In this case objects with two-dimensional types $(i,j)$ are considered. Let $O_{ij}$ be the count of objects of type $(i,j)$, i.e., $O_{ij}$ is the entry in the contingency table in row $i$ and column $j$. Set
$N = \sum_{ij} O_{ij}, \qquad
\hat p_{ij} = \frac{O_{ij}}{N} \,, \qquad
\hat p_{i \bullet} = \frac{\sum_j O_{ij}}{N} \,, \qquad
\hat p_{\bullet j} = \frac{\sum_i O_{ij}}{N} \,.$
Then the estimated expected count of objects of type $(i,j)$ assuming independence is given by
$E_{ij} = N \hat p_{i \bullet} \hat p_{\bullet j}.$
Finally, the G-test statistics in this case is given by
$G = 2 \sum_{ij} O_{ij} \ln\left(\frac{O_{ij}}{E_{ij}}\right)$
Let $X,Y$ be random variables with joint distribution given by the empirical distribution $\hat p_{ij}$ of the contingency table, i.e.,
$P(X=i, Y=j) = \hat p_{ij}, \qquad
P(X=i) = \hat p_{i \bullet}, \qquad
P(Y=j) = \hat p_{\bullet j}.$
Then the G-test statistics can be expressed in several alternative forms:
$\begin{align}
G
&= 2N \cdot \sum_{ij}{\hat p_{ij} \left( \ln(\hat p_{ij})-\ln(\hat p_{i \bullet})-\ln(\hat p_{\bullet j}) \right)} \\
&= 2N \cdot \Bigl( H(X) + H(Y) - H(X,Y) \Bigr) \\
&= 2N \cdot \operatorname{MI}(X,Y),
\end{align}$
where the entropies $H(X)$ and $H(Y)$ are given
$H(X) = -\sum_i \hat p_{i \bullet} \ln(\hat p_{i \bullet}), \qquad
H(Y) = -\sum_j \hat p_{\bullet j} \ln(\hat p_{\bullet j})$
and the joint entropy $H(X,Y)$ is given by
$H(X,Y) = -\sum_{ij} \hat p_{ij} \ln(\hat p_{ij})$
and the mutual information of $X$ and $Y$ is
$\operatorname{MI}(X,Y) = H(X) + H(Y) - H(X,Y).$

It can also be shown that the inverse document frequency weighting commonly used for text retrieval is an approximation of G applicable when the row sum for the query is much smaller than the row sum for the remainder of the corpus. Similarly, the result of Bayesian inference applied to a choice of single multinomial distribution for all rows of the contingency table taken together versus the more general alternative of a separate multinomial per row produces results very similar to the G-test statistic.

==Application==
- The McDonald–Kreitman test in statistical genetics is an application of the G-test.
- Dunning introduced the test to the computational linguistics community where it is now widely used.
- The R-scape program (used by Rfam) uses G-test to detect co-variation between RNA sequence alignment positions.

==Statistical software==
- In R fast implementations can be found in the AMR and Rfast packages. For the AMR package, the command is g.test which works exactly like chisq.test from base R. R also has the likelihood.test function in the Deducer package. Note: Fisher's G-test in the GeneCycle Package of the R programming language (fisher.g.test) does not implement the G-test as described in this article, but rather Fisher's exact test of Gaussian white-noise in a time series.
- Another R implementation to compute the G-test statistic and corresponding p-values is provided by the R package entropy.
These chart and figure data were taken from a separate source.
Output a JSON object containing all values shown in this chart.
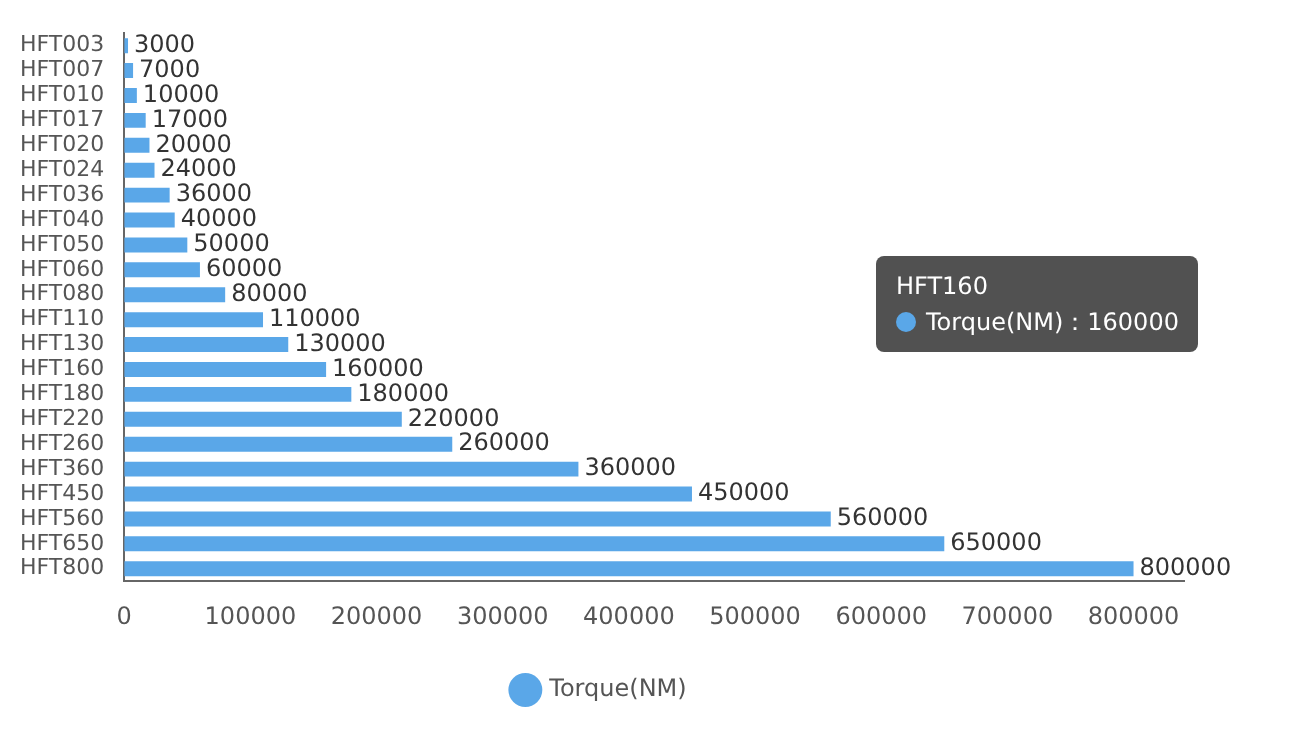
{
  "chart_data": {
    "type": "bar",
    "orientation": "horizontal",
    "categories": [
      "HFT003",
      "HFT007",
      "HFT010",
      "HFT017",
      "HFT020",
      "HFT024",
      "HFT036",
      "HFT040",
      "HFT050",
      "HFT060",
      "HFT080",
      "HFT110",
      "HFT130",
      "HFT160",
      "HFT180",
      "HFT220",
      "HFT260",
      "HFT360",
      "HFT450",
      "HFT560",
      "HFT650",
      "HFT800"
    ],
    "series": [
      {
        "name": "Torque(NM)",
        "color": "#5aa7e8",
        "values": [
          3000,
          7000,
          10000,
          17000,
          20000,
          24000,
          36000,
          40000,
          50000,
          60000,
          80000,
          110000,
          130000,
          160000,
          180000,
          220000,
          260000,
          360000,
          450000,
          560000,
          650000,
          800000
        ]
      }
    ],
    "xlim": [
      0,
      840000
    ],
    "xticks": [
      0,
      100000,
      200000,
      300000,
      400000,
      500000,
      600000,
      700000,
      800000
    ],
    "data_labels": true,
    "grid": false,
    "legend": "bottom",
    "marker": "circle",
    "annotations": [
      "HFT160",
      "Torque(NM)：160000"
    ]
  }
}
The commands are Gstat for the standard G statistic and the associated p-value and Gstatindep for the G statistic applied to comparing joint and product distributions to test independence.
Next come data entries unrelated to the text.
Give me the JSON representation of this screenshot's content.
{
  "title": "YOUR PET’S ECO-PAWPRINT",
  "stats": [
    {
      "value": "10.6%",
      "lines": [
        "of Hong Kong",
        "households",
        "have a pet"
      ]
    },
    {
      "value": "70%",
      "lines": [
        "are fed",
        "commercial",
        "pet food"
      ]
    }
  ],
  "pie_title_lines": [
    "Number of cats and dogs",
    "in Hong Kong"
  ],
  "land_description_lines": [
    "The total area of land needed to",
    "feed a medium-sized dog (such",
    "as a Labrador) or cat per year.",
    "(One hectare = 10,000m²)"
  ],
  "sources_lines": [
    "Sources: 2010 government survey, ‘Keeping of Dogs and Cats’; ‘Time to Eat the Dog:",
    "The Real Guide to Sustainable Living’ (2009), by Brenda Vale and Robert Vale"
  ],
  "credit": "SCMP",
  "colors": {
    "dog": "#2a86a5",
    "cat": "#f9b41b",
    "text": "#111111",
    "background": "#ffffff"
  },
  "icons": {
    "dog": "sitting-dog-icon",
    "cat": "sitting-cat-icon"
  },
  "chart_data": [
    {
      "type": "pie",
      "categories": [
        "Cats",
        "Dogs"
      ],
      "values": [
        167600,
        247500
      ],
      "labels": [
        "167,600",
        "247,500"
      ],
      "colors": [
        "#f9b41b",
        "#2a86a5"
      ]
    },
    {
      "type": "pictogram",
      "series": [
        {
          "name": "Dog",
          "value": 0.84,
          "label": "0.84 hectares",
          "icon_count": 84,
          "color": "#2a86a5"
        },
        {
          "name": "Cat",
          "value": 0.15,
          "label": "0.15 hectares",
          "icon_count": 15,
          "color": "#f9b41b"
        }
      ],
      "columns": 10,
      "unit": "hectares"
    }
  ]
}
- In SAS, one can conduct G-test by applying the /chisq option after the proc freq.
- In Stata, one can conduct a G-test by applying the lr option after the tabulate command.
- In Java, use org.apache.commons.math3.stat.inference.GTest.
- In Python, use scipy.stats.power_divergence with lambda_=0.